Au commencement, c’était juste une petite clairière verdoyante, essentiellement constituée d’espèces végétales dont les abeilles et autres pollinisateurs butinent les fleurs, située, à vol d’oiseau du centre-ville de Bohicon, localité au centre du Bénin. Un espace partagé entre un insectarium et des ruches en bois disposées à même le sol, d’où émergent les bourdonnements et vrombissements des colonies d’abeilles. Impossible de se mettre sur leur ligne de vol sans se faire repérer. Ces petites bêtes aux quatre yeux sont redoutables à la vue et deviennent agressives et violentes dès qu’elles repèrent un danger. Les va-et-vient incessants aux alentours de chaque ruche font croire que chaque colonie dispose de guetteurs qui veillent au grain.

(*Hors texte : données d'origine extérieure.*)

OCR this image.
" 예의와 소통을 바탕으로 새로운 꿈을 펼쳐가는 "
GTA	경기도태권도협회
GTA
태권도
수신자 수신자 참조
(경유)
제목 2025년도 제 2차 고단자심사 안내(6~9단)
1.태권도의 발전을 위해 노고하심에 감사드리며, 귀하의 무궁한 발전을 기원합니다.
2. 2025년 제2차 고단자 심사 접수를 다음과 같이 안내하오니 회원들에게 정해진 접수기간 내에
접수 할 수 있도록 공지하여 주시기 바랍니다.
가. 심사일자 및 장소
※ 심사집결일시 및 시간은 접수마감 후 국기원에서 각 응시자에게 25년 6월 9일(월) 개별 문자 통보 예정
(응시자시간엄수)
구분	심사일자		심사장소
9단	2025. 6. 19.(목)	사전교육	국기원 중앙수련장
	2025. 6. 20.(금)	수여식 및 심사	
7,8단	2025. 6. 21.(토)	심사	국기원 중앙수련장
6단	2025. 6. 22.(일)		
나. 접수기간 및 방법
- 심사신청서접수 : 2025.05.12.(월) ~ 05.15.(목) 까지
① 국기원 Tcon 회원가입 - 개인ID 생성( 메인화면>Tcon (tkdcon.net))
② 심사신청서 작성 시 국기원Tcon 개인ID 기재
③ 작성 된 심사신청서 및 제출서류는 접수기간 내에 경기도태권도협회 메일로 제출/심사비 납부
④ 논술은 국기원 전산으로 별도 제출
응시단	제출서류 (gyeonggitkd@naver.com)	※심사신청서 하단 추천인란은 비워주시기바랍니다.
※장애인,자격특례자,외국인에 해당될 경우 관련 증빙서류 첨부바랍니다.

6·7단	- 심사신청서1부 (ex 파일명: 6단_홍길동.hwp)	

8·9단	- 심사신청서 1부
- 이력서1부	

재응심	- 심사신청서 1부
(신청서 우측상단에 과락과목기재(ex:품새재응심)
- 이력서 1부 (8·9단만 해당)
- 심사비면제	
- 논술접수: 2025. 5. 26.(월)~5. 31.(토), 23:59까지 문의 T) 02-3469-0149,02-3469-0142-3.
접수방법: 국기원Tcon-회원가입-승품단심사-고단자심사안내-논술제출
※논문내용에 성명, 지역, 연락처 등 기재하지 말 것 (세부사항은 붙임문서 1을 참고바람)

Un environnement idéal, fouetté de temps à autre par le vent de la saison des pluies, beau, propre, vivant, permettant à toutes sortes d’espèces de s’épanouir. C’est le coin choisi par Camille Tooubi, l’homme au physique d’acteur pour installer le Centre d’Etudes, de Recherches et de Formations en Apiculture Tropicale, son unité spécialisée. Et ce n’est pas par hasard. Il est lui-même un apiculteur. En créant çà et là quelques ruches, il a fait de la production du miel sa principale vocation qui lui assure des revenus substantiels et une autre, non moins importante, la protection de l’environnement et de la biodiversité.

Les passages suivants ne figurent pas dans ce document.